Cet album a été enregistré dans l’Auditorium Stelo Mori de Lugano en mai 2014 avec l’Orchestra della Svizzera Italiana. Cet orchestre a une histoire riche et particulière. Richard Strauss a composé pour lui et des compositeurs comme Stravinsky ou Berio l’ont dirigé dans des interprétations de leurs propres œuvres. Récemment, l‘orchestre a enregistré une série d’albums en compagnie de la pianiste Martha Argerich.

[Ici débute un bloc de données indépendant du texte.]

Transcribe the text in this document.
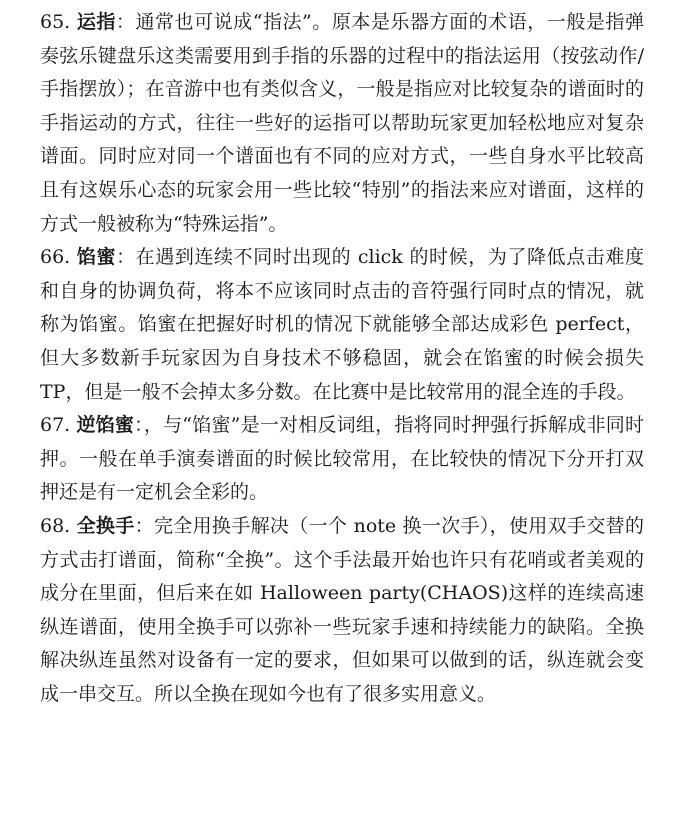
65. 运指：通常也可说成“指法”。原本是乐器方面的术语，一般是指弹奏弦乐键盘乐这类需要用到手指的乐器的过程中的指法运用（按弦动作/手指摆放）；在音游中也有类似含义，一般是指应对比较复杂的谱面时的手指运动的方式，往往一些好的运指可以帮助玩家更加轻松地应对复杂谱面。同时应对同一个谱面也有不同的应对方式，一些自身水平比较高且有这娱乐心态的玩家会用一些比较“特别”的指法来应对谱面，这样的方式一般被称为“特殊运指”。

66. 馅蜜：在遇到连续不同时出现的 click 的时候，为了降低点击难度和自身的协调负荷，将本不应该同时点击的音符强行同时点的情况，就称为馅蜜。馅蜜在把握好时机的情况下就能够全部达成彩色 perfect，但大多数新手玩家因为自身技术不够稳固，就会在馅蜜的时候会损失 TP，但是一般不会掉太多分数。在比赛中是比较常用的混全连的手段。

67. 逆馅蜜：，与“馅蜜”是一对相反词组，指将同时押强行拆解成非同时押。一般在单手演奏谱面的时候比较常用，在比较快的情况下分开打双押还是有一定机会全彩的。

68. 全换手：完全用换手解决（一个 note 换一次手），使用双手交替的方式击打谱面，简称“全换”。这个手法最开始也许只有花哨或者美观的成分在里面，但后来在如 Halloween party(CHAOS)这样的连续高速纵连谱面，使用全换手可以弥补一些玩家手速和持续能力的缺陷。全换解决纵连虽然对设备有一定的要求，但如果可以做到的话，纵连就会变成一串交互。所以全换在现如今也有了很多实用意义。
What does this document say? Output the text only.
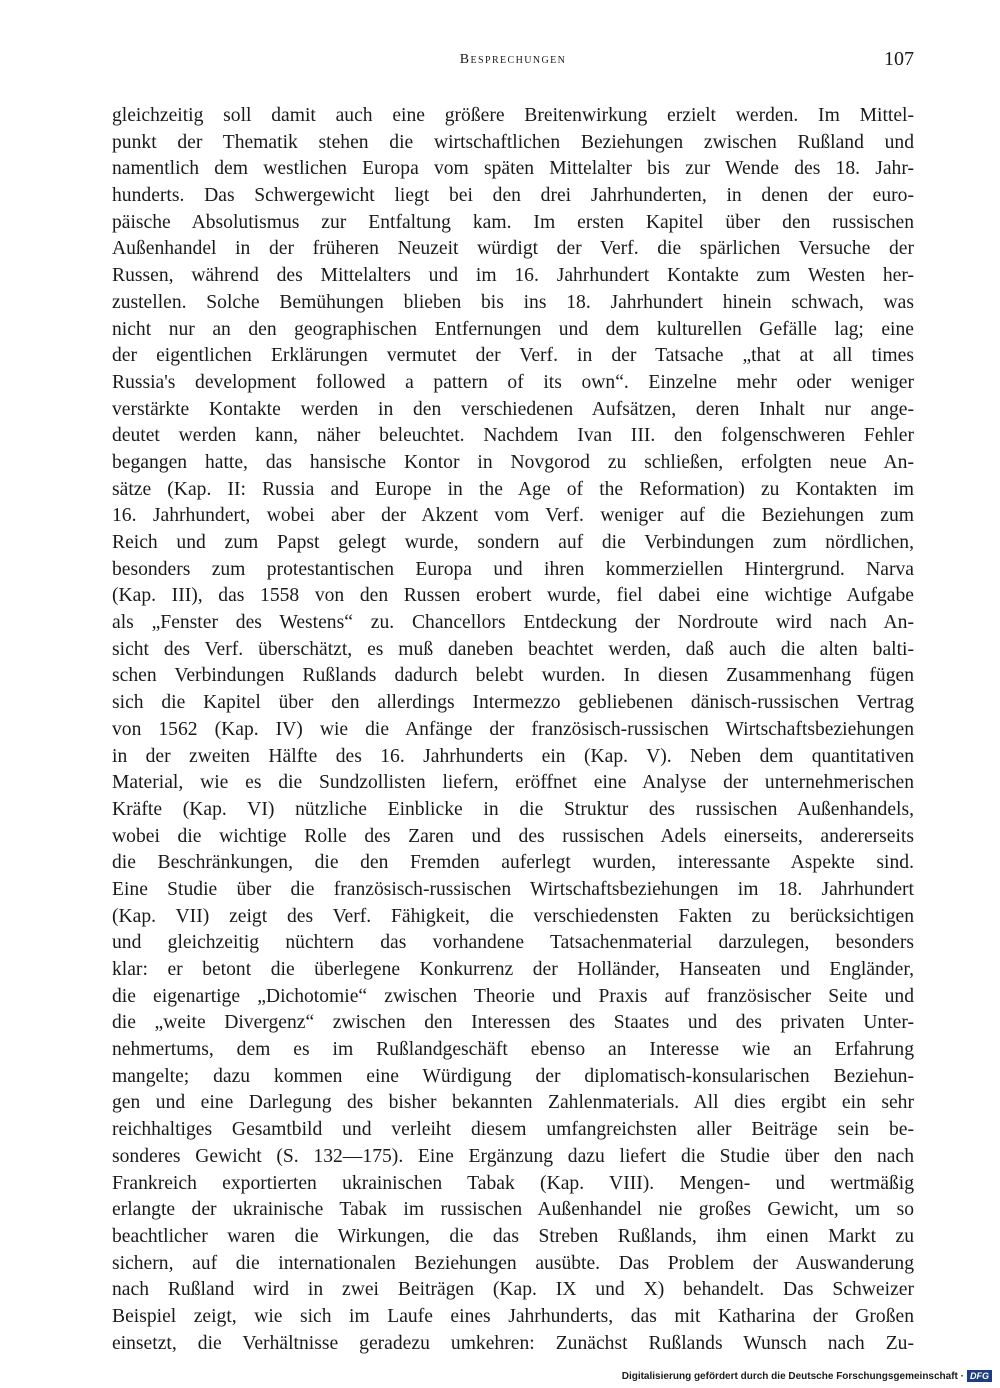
Besprechungen	107
gleichzeitig soll damit auch eine größere Breitenwirkung erzielt werden. Im Mittel-
punkt der Thematik stehen die wirtschaftlichen Beziehungen zwischen Rußland und
namentlich dem westlichen Europa vom späten Mittelalter bis zur Wende des 18. Jahr-
hunderts. Das Schwergewicht liegt bei den drei Jahrhunderten, in denen der euro-
päische Absolutismus zur Entfaltung kam. Im ersten Kapitel über den russischen
Außenhandel in der früheren Neuzeit würdigt der Verf. die spärlichen Versuche der
Russen, während des Mittelalters und im 16. Jahrhundert Kontakte zum Westen her-
zustellen. Solche Bemühungen blieben bis ins 18. Jahrhundert hinein schwach, was
nicht nur an den geographischen Entfernungen und dem kulturellen Gefälle lag; eine
der eigentlichen Erklärungen vermutet der Verf. in der Tatsache „that at all times
Russia's development followed a pattern of its own“. Einzelne mehr oder weniger
verstärkte Kontakte werden in den verschiedenen Aufsätzen, deren Inhalt nur ange-
deutet werden kann, näher beleuchtet. Nachdem Ivan III. den folgenschweren Fehler
begangen hatte, das hansische Kontor in Novgorod zu schließen, erfolgten neue An-
sätze (Kap. II: Russia and Europe in the Age of the Reformation) zu Kontakten im
16. Jahrhundert, wobei aber der Akzent vom Verf. weniger auf die Beziehungen zum
Reich und zum Papst gelegt wurde, sondern auf die Verbindungen zum nördlichen,
besonders zum protestantischen Europa und ihren kommerziellen Hintergrund. Narva
(Kap. III), das 1558 von den Russen erobert wurde, fiel dabei eine wichtige Aufgabe
als „Fenster des Westens“ zu. Chancellors Entdeckung der Nordroute wird nach An-
sicht des Verf. überschätzt, es muß daneben beachtet werden, daß auch die alten balti-
schen Verbindungen Rußlands dadurch belebt wurden. In diesen Zusammenhang fügen
sich die Kapitel über den allerdings Intermezzo gebliebenen dänisch-russischen Vertrag
von 1562 (Kap. IV) wie die Anfänge der französisch-russischen Wirtschaftsbeziehungen
in der zweiten Hälfte des 16. Jahrhunderts ein (Kap. V). Neben dem quantitativen
Material, wie es die Sundzollisten liefern, eröffnet eine Analyse der unternehmerischen
Kräfte (Kap. VI) nützliche Einblicke in die Struktur des russischen Außenhandels,
wobei die wichtige Rolle des Zaren und des russischen Adels einerseits, andererseits
die Beschränkungen, die den Fremden auferlegt wurden, interessante Aspekte sind.
Eine Studie über die französisch-russischen Wirtschaftsbeziehungen im 18. Jahrhundert
(Kap. VII) zeigt des Verf. Fähigkeit, die verschiedensten Fakten zu berücksichtigen
und gleichzeitig nüchtern das vorhandene Tatsachenmaterial darzulegen, besonders
klar: er betont die überlegene Konkurrenz der Holländer, Hanseaten und Engländer,
die eigenartige „Dichotomie“ zwischen Theorie und Praxis auf französischer Seite und
die „weite Divergenz“ zwischen den Interessen des Staates und des privaten Unter-
nehmertums, dem es im Rußlandgeschäft ebenso an Interesse wie an Erfahrung
mangelte; dazu kommen eine Würdigung der diplomatisch-konsularischen Beziehun-
gen und eine Darlegung des bisher bekannten Zahlenmaterials. All dies ergibt ein sehr
reichhaltiges Gesamtbild und verleiht diesem umfangreichsten aller Beiträge sein be-
sonderes Gewicht (S. 132—175). Eine Ergänzung dazu liefert die Studie über den nach
Frankreich exportierten ukrainischen Tabak (Kap. VIII). Mengen- und wertmäßig
erlangte der ukrainische Tabak im russischen Außenhandel nie großes Gewicht, um so
beachtlicher waren die Wirkungen, die das Streben Rußlands, ihm einen Markt zu
sichern, auf die internationalen Beziehungen ausübte. Das Problem der Auswanderung
nach Rußland wird in zwei Beiträgen (Kap. IX und X) behandelt. Das Schweizer
Beispiel zeigt, wie sich im Laufe eines Jahrhunderts, das mit Katharina der Großen
einsetzt, die Verhältnisse geradezu umkehren: Zunächst Rußlands Wunsch nach Zu-
Digitalisierung gefördert durch die Deutsche Forschungsgemeinschaft · DFG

“Le chef d’orchestre Pietro Mianniti a été d’une grande aide, en demeurant tout du long très réactif et à l’écoute de nos intentions. Et, bien sûr, Manfred dans son rôle de producteur a été déterminant lorsqu’il s’est agi de prendre des décisions. Deux ou trois fois on a été amenés à effectuer des changements de dernière minute concernant le répertoire. Il nous a fallu être très réactifs dans le temps très limité de la séance d’enregistrement."
Le 10 juillet 2014, lors du concert d’ouverture du 50ème Festival International de Carthage, Anouar Brahem, François Couturier, Björn Meyer et Klaus Gesing, accompagnés par le Tallinn Chamber Orchestra (bien connu des amateurs d’ECM pour ses contributions aux albums d’Arvo Pärt, Erkki Sven Tüür et Helena Tulve), ont créé "Souvenance" devant un public de 7500 personnes.
La première européenne de "Souvenance" se tiendra le 4 décembre au Prinzregententheater de Munich. Le quartet de Brahem sera là aussi, accompagné du Tallinn Chamber Orchestra.
Réactions de la presse
Indirectly inspired by the sociopolitical upheavals in his country over the last five years, the album assumes a muted cinematic sweep, with scant harmonic movement, but a wealth of shifting texture. […] The oud playing is infallibly strong, but some of the album’s more striking moments belong to Mr. Gesing, who knows how to suggest the strain of a human voice. Spread across two CDs, this is a work of tensile beauty, by turns hopeful and foreboding.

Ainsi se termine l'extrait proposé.